We don't see this issue on ODK Cloud, so there is some combination of your infrastructure and usage that is triggering this issue.
The Central team is investigating the possibility of a database leak and we'll update this topic once we learn more. We are also considering releasing a patch to increase the database pool size as a short-term workaround while we try to get to the root cause. More on that later.
In the meanwhile, here are a few things to do to reduce the load on the server:
- If you are exporting submission to CSV via API, use the $filter syntax to only export recent submissions. See https://odkcentral.docs.apiary.io/#reference/submissions/submissions/exporting-form-submissions-to-csv for more.
- If you are feeding data indirectly to Power BI or Excel, consider using the OData feed instead.

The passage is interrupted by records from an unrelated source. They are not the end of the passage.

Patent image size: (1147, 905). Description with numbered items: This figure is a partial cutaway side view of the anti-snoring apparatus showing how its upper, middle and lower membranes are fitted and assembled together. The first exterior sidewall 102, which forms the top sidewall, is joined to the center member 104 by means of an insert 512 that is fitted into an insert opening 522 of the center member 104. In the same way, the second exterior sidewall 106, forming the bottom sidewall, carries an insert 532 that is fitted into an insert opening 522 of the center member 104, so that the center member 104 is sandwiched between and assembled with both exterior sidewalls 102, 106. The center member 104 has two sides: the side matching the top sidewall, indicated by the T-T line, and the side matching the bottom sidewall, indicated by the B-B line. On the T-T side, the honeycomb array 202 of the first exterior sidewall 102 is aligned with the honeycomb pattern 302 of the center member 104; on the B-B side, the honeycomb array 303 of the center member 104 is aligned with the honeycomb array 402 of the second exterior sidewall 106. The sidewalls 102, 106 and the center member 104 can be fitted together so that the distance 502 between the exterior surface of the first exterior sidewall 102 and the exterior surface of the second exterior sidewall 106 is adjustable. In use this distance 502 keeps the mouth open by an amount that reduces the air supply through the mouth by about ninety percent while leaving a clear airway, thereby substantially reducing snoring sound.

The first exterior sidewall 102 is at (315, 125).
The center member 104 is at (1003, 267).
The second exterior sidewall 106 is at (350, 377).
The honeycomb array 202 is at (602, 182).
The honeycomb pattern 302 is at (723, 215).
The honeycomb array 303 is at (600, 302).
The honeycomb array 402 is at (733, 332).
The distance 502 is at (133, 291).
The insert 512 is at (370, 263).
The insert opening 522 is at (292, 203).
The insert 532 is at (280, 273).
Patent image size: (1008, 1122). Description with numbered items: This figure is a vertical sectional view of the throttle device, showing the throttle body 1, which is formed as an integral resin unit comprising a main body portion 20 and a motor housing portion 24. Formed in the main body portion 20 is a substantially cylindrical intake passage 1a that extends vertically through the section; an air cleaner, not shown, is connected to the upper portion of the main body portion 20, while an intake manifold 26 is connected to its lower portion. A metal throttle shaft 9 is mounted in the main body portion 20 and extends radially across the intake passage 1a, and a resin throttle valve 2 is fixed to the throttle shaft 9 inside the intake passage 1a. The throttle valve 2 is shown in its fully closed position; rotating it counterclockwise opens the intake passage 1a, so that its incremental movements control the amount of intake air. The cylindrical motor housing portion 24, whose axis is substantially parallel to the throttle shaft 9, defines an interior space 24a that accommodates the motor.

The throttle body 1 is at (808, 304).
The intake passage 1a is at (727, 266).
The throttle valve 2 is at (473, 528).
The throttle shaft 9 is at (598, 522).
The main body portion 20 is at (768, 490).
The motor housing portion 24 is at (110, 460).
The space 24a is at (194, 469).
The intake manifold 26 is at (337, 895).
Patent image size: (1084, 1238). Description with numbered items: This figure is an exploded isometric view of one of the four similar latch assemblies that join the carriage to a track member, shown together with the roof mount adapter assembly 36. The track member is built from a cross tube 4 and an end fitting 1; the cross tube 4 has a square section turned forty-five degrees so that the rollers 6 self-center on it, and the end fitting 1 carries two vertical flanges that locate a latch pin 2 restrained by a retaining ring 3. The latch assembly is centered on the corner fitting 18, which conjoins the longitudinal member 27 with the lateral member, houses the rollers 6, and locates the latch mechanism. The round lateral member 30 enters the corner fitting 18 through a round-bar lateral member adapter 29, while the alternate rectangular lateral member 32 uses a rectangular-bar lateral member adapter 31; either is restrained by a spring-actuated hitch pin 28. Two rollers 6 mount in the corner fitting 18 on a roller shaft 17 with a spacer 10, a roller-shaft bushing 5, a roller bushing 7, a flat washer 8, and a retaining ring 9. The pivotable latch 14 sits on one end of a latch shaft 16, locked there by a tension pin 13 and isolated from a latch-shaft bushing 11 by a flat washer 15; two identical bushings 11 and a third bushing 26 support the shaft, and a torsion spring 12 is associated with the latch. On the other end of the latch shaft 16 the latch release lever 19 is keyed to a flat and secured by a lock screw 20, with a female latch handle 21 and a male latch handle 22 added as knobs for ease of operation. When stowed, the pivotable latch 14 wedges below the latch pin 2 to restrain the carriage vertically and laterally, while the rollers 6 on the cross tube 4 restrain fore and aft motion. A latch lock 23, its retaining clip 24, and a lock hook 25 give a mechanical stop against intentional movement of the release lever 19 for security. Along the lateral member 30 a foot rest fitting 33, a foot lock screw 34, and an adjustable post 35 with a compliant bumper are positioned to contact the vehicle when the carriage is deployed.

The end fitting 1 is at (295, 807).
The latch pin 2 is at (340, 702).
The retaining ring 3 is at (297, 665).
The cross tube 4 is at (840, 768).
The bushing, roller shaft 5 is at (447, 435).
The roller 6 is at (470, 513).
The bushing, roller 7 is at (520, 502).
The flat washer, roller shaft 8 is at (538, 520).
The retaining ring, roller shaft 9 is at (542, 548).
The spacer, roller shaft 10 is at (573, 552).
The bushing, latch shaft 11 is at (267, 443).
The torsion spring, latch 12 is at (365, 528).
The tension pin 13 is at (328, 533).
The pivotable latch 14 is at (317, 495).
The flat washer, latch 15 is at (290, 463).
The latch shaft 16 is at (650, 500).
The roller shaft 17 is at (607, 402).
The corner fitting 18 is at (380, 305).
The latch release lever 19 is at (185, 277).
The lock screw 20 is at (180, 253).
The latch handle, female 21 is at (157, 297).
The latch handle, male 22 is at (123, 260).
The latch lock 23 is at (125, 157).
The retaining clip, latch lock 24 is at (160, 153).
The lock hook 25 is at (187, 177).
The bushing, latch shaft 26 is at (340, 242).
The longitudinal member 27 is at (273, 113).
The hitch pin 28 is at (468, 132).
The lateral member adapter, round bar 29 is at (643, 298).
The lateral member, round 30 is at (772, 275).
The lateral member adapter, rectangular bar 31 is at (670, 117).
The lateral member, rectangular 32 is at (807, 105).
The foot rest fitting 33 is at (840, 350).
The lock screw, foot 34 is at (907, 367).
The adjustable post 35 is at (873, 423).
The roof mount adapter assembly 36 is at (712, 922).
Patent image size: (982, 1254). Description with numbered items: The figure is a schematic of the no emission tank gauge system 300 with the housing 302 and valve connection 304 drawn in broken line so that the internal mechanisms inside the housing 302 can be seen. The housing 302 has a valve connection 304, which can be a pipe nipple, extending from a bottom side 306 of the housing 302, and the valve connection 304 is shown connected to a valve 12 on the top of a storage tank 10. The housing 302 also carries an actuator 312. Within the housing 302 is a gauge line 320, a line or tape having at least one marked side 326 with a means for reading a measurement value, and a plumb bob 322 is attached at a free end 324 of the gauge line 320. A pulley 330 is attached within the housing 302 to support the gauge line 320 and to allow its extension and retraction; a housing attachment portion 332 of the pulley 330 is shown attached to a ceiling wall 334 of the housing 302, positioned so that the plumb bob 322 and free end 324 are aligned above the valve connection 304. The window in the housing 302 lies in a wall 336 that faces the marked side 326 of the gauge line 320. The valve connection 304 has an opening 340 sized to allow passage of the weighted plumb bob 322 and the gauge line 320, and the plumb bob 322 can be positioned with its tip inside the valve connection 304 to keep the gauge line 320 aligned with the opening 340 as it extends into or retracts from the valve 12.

See https://docs.getodk.org/central-submissions/#connecting-to-submission-data-over-odata for more.
You can also automate restarting the Central service when you get 500s. This is not great long-term fix, but the restart happens very quickly, so it's something to consider if you don't want to babysit the server.
Assuming you are using Ubuntu, here are the instructions:
Install monit
apt-get install monit;
Add /etc/monit/conf.d/central.conf
check program central-healthcheck with path /usr/local/bin/central-healthcheck.sh
if status > 0 for 2 cycles then exec "/bin/bash -c '/usr/bin/docker restart central_service_1'"
Add /usr/local/bin/central-healthcheck.sh
#!/bin/bash
CENTRAL_HTTP_CODE=$(curl --silent --insecure --include --request POST --header "Content-Type: application/json" --data-binary "{\"email\": \"email\",\"password\": \"password\"}" --write-out "%{http_code}" --output /dev/null https://127.0.0.1/v1/sessions)
if [[ $CENTRAL_HTTP_CODE -ne 401 ]]; then
echo "$CENTRAL_HTTP_CODE" > /dev/stderr
exit 1
fi
exit
Set permissions and reload monit
chmod 0755 /usr/local/bin/central-healthcheck.sh;
chmod 0644 /etc/monit/conf.d/central.conf;
monit reload;